In November 2015 the Pentagon said it expects to mount at least two FONOPs in the South China Sea every quarter. In January 2016, the head of US Pacific Command, Admiral Harry Harris, told a Washington audience the missions would be ‘increasing in complexity and scope and in areas of challenge’. The US Navy is likely to challenge China over increasingly sensitive issues. One may be the question of ‘straight baselines’.
On 15 May 1996, the Chinese government declared what are called ‘straight baselines’ along its coast and around the Paracels. In the view of the United States – and many other countries – the lines are incompatible with UNCLOS. The Convention says straight baselines cannot be drawn around remote groups of islands and the Paracels are more than 260 kilometres (130 nautical miles) offshore.

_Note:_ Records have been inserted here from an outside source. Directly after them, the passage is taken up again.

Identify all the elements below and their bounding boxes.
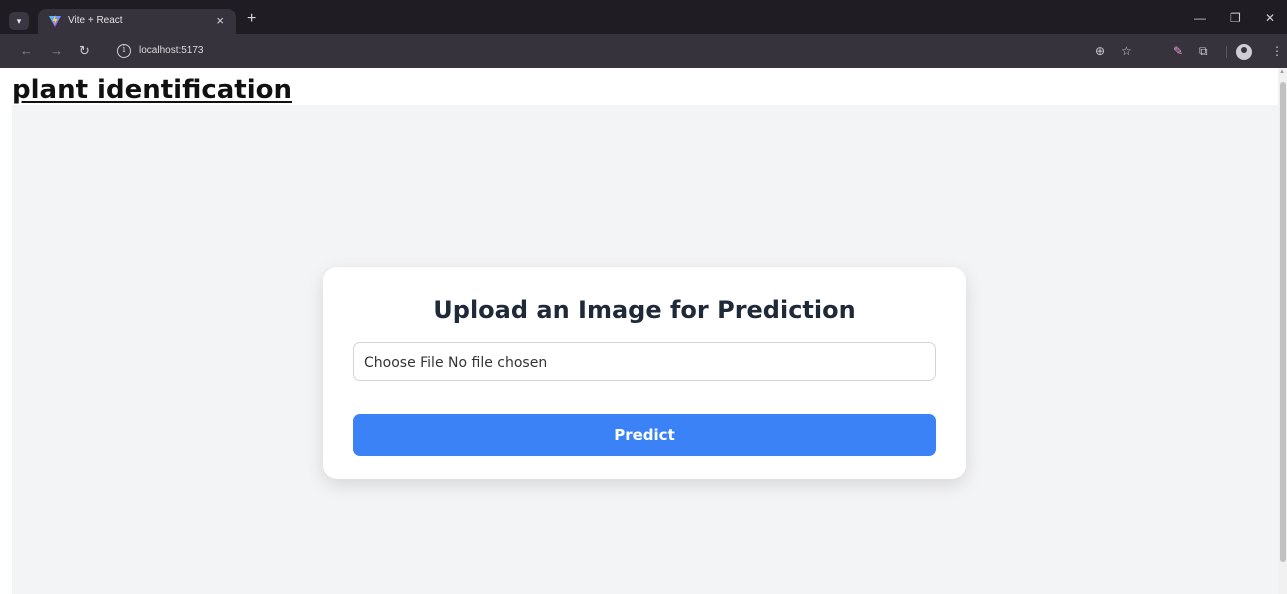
extension-pen-icon[interactable]: ✎ <box>1173 44 1183 58</box>
forward-icon[interactable]: → <box>50 43 63 59</box>
card-heading: Upload an Image for Prediction <box>433 296 856 324</box>
predict-button[interactable]: Predict <box>353 414 936 456</box>
new-tab-icon[interactable]: + <box>247 10 256 28</box>
close-window-icon[interactable]: ✕ <box>1265 11 1275 25</box>
tab-title: Vite + React <box>68 15 123 26</box>
vite-favicon-icon <box>49 15 61 27</box>
back-icon[interactable]: ← <box>20 43 33 59</box>
restore-icon[interactable]: ❐ <box>1230 11 1241 25</box>
toolbar-divider <box>1226 46 1227 58</box>
browser-tab[interactable]: Vite + React × <box>38 9 236 34</box>
tab-strip: ▾ Vite + React × + — ❐ ✕ <box>0 0 1287 34</box>
browser-window: ▾ Vite + React × + — ❐ ✕ ← → ↻ i localho… <box>0 0 1287 594</box>
bookmark-star-icon[interactable]: ☆ <box>1121 44 1132 58</box>
scrollbar-thumb[interactable] <box>1280 82 1286 562</box>
upload-card: Upload an Image for Prediction Choose Fi… <box>323 267 966 479</box>
page-title: plant identification <box>12 75 293 105</box>
file-input[interactable]: Choose File No file chosen <box>353 342 936 381</box>
reload-icon[interactable]: ↻ <box>79 43 90 59</box>
file-input-text[interactable]: Choose File No file chosen <box>364 355 547 371</box>
url-text[interactable]: localhost:5173 <box>139 45 204 56</box>
tab-close-icon[interactable]: × <box>216 13 224 29</box>
zoom-icon[interactable]: ⊕ <box>1095 44 1105 58</box>
profile-icon[interactable] <box>1236 44 1252 60</box>
address-bar[interactable]: i localhost:5173 <box>108 40 1148 62</box>
site-info-icon[interactable]: i <box>117 44 131 58</box>
scroll-up-arrow-icon[interactable]: ▲ <box>1279 69 1285 75</box>
app-container: Upload an Image for Prediction Choose Fi… <box>12 105 1278 594</box>
extensions-icon[interactable]: ⧉ <box>1199 44 1208 58</box>
browser-toolbar: ← → ↻ i localhost:5173 ⊕ ☆ ✎ ⧉ ⋮ <box>0 34 1287 68</box>
page-viewport: Upload an Image for Prediction Choose Fi… <box>0 68 1287 594</box>
menu-dots-icon[interactable]: ⋮ <box>1271 44 1283 58</box>
tab-search-chevron-icon[interactable]: ▾ <box>9 12 29 30</box>
minimize-icon[interactable]: — <box>1194 11 1206 25</box>
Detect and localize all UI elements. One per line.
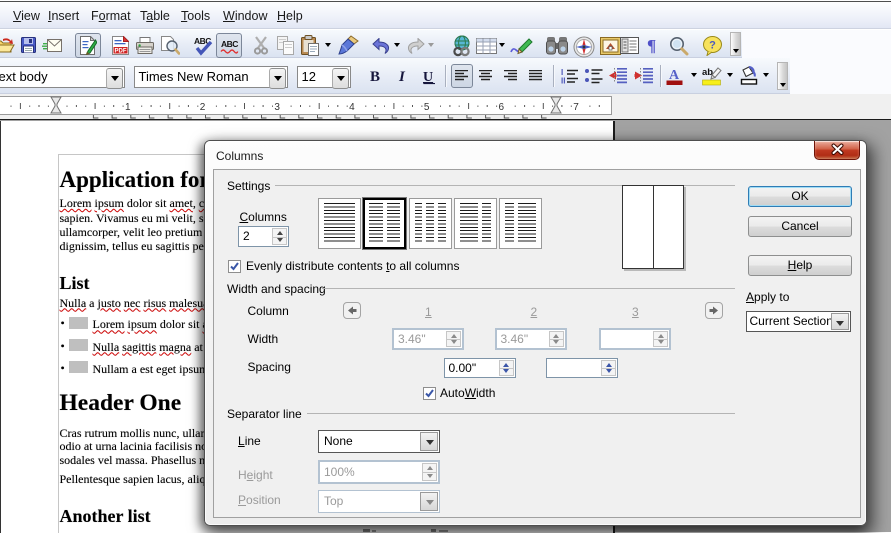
svg-text:ABC: ABC [221,39,238,49]
svg-text:B: B [370,69,380,84]
svg-text:II: II [561,77,565,85]
svg-text:2: 2 [200,102,206,113]
svg-text:3: 3 [274,102,280,113]
svg-text:7: 7 [573,102,579,113]
svg-text:U: U [423,70,433,85]
svg-text:?: ? [709,40,716,52]
svg-text:4: 4 [349,102,355,113]
svg-text:1: 1 [125,102,131,113]
svg-text:5: 5 [424,102,430,113]
svg-text:¶: ¶ [647,37,656,54]
svg-text:I: I [398,69,406,84]
svg-text:PDF: PDF [115,48,127,54]
svg-text:6: 6 [499,102,505,113]
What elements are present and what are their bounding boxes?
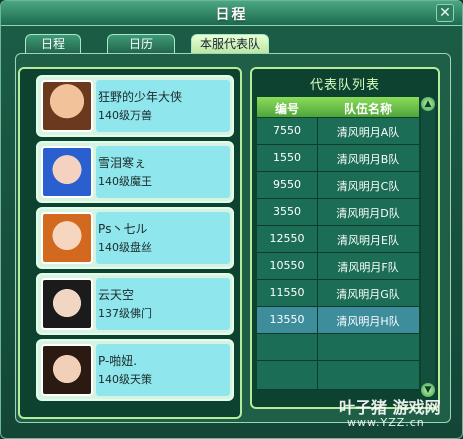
table-row[interactable]: 13550 清风明月H队 <box>257 307 419 334</box>
team-number: 1550 <box>273 151 301 164</box>
player-name: 云天空 <box>98 288 135 302</box>
close-icon[interactable]: ✕ <box>436 4 454 22</box>
avatar <box>41 212 93 264</box>
team-name: 清风明月F队 <box>337 261 399 274</box>
player-level: 137级佛门 <box>98 307 152 320</box>
table-row <box>257 334 419 361</box>
team-number: 7550 <box>273 124 301 137</box>
column-divider <box>317 361 318 389</box>
team-name: 清风明月E队 <box>337 234 399 247</box>
team-name: 清风明月C队 <box>336 180 400 193</box>
player-info: 雪泪寒ぇ 140级魔王 <box>96 146 230 198</box>
watermark-url: www.YZZ.cn <box>347 416 425 429</box>
table-row[interactable]: 12550 清风明月E队 <box>257 226 419 253</box>
player-level: 140级天策 <box>98 373 152 386</box>
player-name: Ρs丶七ル <box>98 222 148 236</box>
player-card[interactable]: P-啪妞. 140级天策 <box>36 339 234 401</box>
player-card[interactable]: 狂野的少年大侠 140级万兽 <box>36 75 234 137</box>
team-name: 清风明月H队 <box>336 315 400 328</box>
team-number: 13550 <box>269 313 305 326</box>
table-row[interactable]: 1550 清风明月B队 <box>257 145 419 172</box>
column-divider <box>317 334 318 360</box>
team-name: 清风明月D队 <box>336 207 400 220</box>
team-number: 3550 <box>273 205 301 218</box>
table-row[interactable]: 10550 清风明月F队 <box>257 253 419 280</box>
schedule-window: 日程 ✕ 日程 日历 本服代表队 狂野的少年大侠 140级万兽 雪泪寒ぇ 140… <box>0 0 463 439</box>
player-name: P-啪妞. <box>98 354 138 368</box>
title-bar[interactable]: 日程 ✕ <box>1 1 462 26</box>
avatar <box>41 146 93 198</box>
team-number: 10550 <box>269 259 305 272</box>
team-name: 清风明月B队 <box>336 153 400 166</box>
avatar <box>41 344 93 396</box>
table-row[interactable]: 3550 清风明月D队 <box>257 199 419 226</box>
scroll-up-icon[interactable]: ▲ <box>421 97 435 111</box>
table-row[interactable]: 11550 清风明月G队 <box>257 280 419 307</box>
table-row <box>257 361 419 390</box>
team-list-panel: 代表队列表 编号 队伍名称 7550 清风明月A队 1550 清风明月B队 95… <box>250 67 440 409</box>
table-row[interactable]: 7550 清风明月A队 <box>257 118 419 145</box>
player-info: 狂野的少年大侠 140级万兽 <box>96 80 230 132</box>
team-number: 9550 <box>273 178 301 191</box>
team-list-title: 代表队列表 <box>309 78 380 93</box>
tab-schedule[interactable]: 日程 <box>25 34 81 53</box>
player-list: 狂野的少年大侠 140级万兽 雪泪寒ぇ 140级魔王 Ρs丶七ル 140级盘丝 … <box>18 67 242 419</box>
window-title: 日程 <box>215 7 248 23</box>
player-card[interactable]: 云天空 137级佛门 <box>36 273 234 335</box>
team-number: 12550 <box>269 232 305 245</box>
tab-server-team[interactable]: 本服代表队 <box>191 34 269 54</box>
player-info: P-啪妞. 140级天策 <box>96 344 230 396</box>
team-number: 11550 <box>269 286 305 299</box>
table-row[interactable]: 9550 清风明月C队 <box>257 172 419 199</box>
player-info: Ρs丶七ル 140级盘丝 <box>96 212 230 264</box>
player-level: 140级盘丝 <box>98 241 152 254</box>
team-name: 清风明月G队 <box>336 288 400 301</box>
player-card[interactable]: Ρs丶七ル 140级盘丝 <box>36 207 234 269</box>
header-team-name: 队伍名称 <box>343 102 392 116</box>
scrollbar[interactable]: ▲ ▼ <box>421 97 435 397</box>
player-name: 狂野的少年大侠 <box>98 90 183 104</box>
table-header: 编号 队伍名称 <box>257 97 419 117</box>
header-number: 编号 <box>274 102 299 116</box>
avatar <box>41 278 93 330</box>
tab-calendar[interactable]: 日历 <box>107 34 175 53</box>
watermark-logo: 叶子猪 游戏网 <box>339 398 441 417</box>
player-level: 140级万兽 <box>98 109 152 122</box>
avatar <box>41 80 93 132</box>
player-card[interactable]: 雪泪寒ぇ 140级魔王 <box>36 141 234 203</box>
player-level: 140级魔王 <box>98 175 152 188</box>
team-name: 清风明月A队 <box>336 126 400 139</box>
player-info: 云天空 137级佛门 <box>96 278 230 330</box>
player-name: 雪泪寒ぇ <box>98 156 147 170</box>
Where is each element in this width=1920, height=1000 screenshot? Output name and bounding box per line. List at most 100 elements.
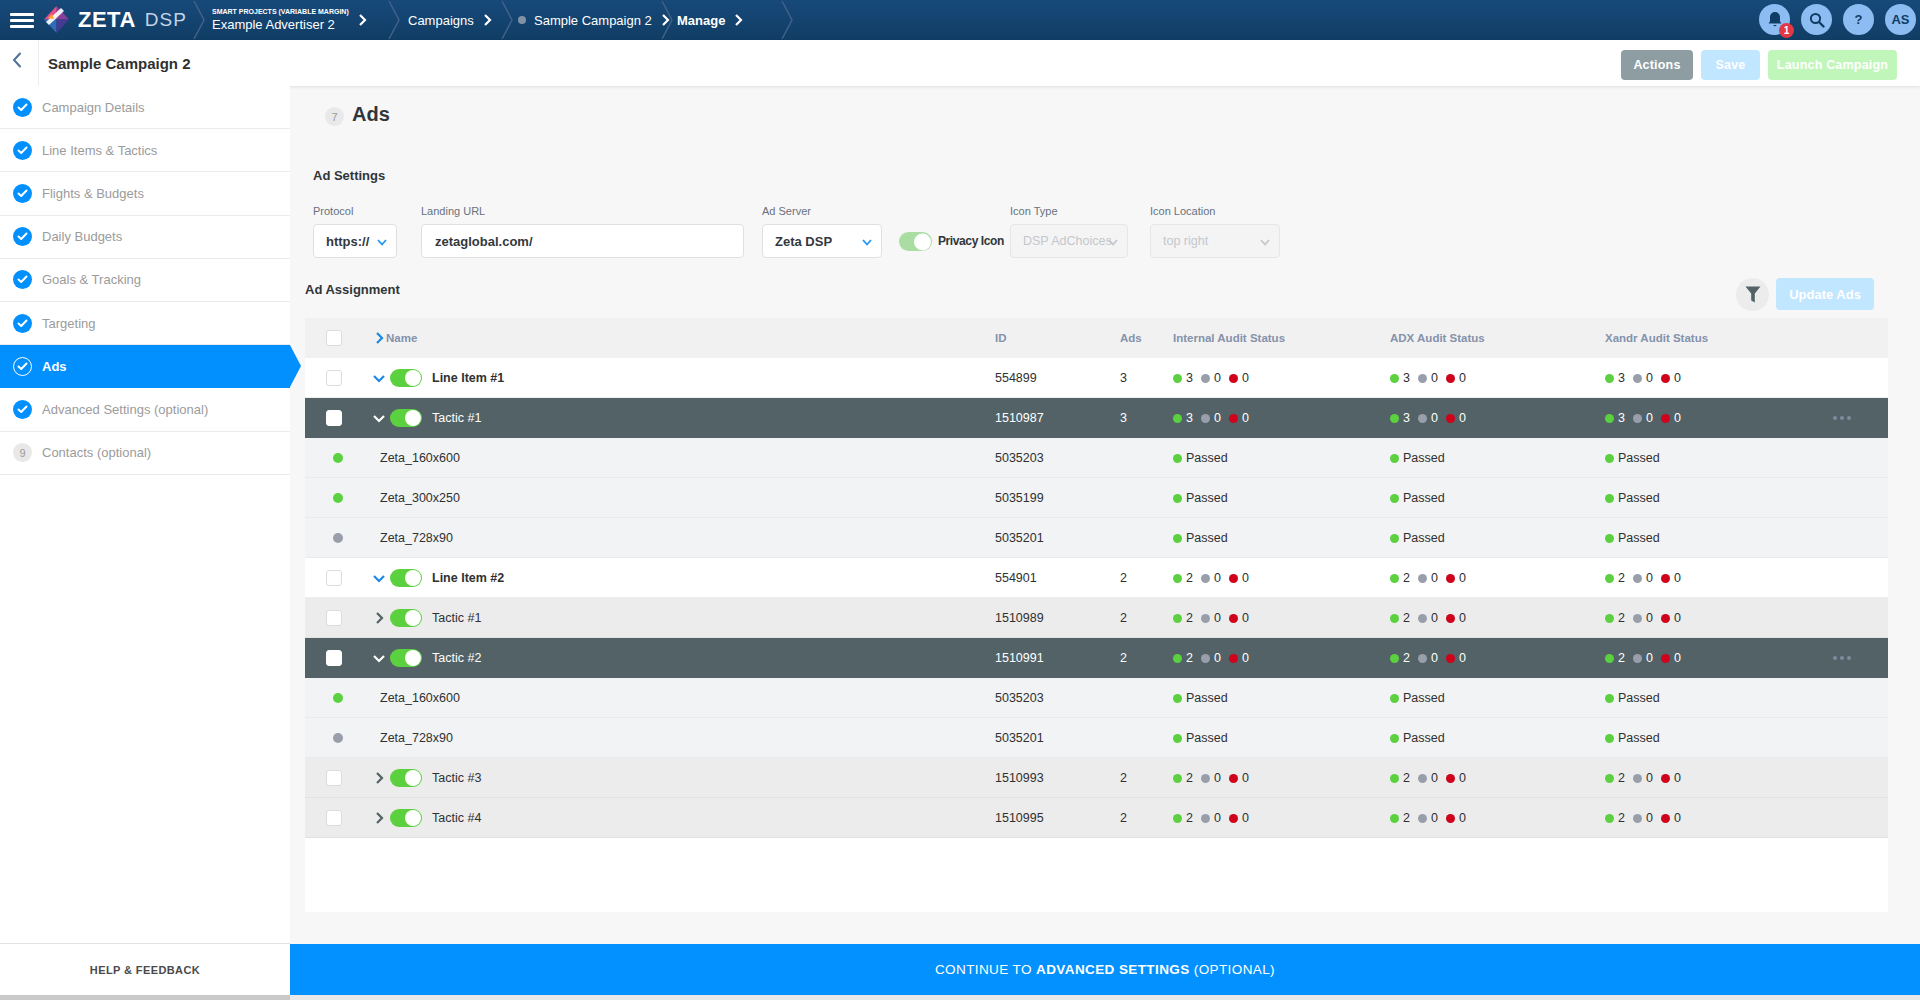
row-menu-button[interactable]	[1833, 398, 1851, 438]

How might a future United States’ FONOP challenge the straight baseline claims? One way might be for a warship to sail within 12 nautical miles of one of the Paracels in ‘innocent passage’ but then – in an area outside 12 nautical miles but within the straight baselines – carry out actions that are not ‘innocent’ such as military drills, turning on targeting radars or launching a helicopter. While the US would be perfectly entitled to do this within mainstream interpretations of UNCLOS, it’s almost certain that the Chinese military would find it provocative and might try to obstruct the FONOP with military or paramilitary forces (such as its maritime militia).
It’s worth noting that China’s position on ‘innocent passage’ is ambiguous. In September 2015, five Chinese warships sailed within 12 nautical miles of one of the US’s Aleutian Islands without seeking American approval. Around its own coasts, however, it continues to refuse this right to other countries’ naval vessels.
State of play
At the moment relations between the two navies appear to be very good. A few days before the FONOP the chiefs of the two navies, Admiral John Richardson and Admiral Wu Shengli, held a two-hour video conference discussing the situation in the South China Sea. The patrol of the USS Curtis Wilbur passed without incident. However, the US’s FONOPs will continue and China will continue to regard them as provocative. The US will claim it is acting within international law but China will claim it is violating its domestic law. Communication between the two will have to be clear and effective to avoid the possibility of confrontation.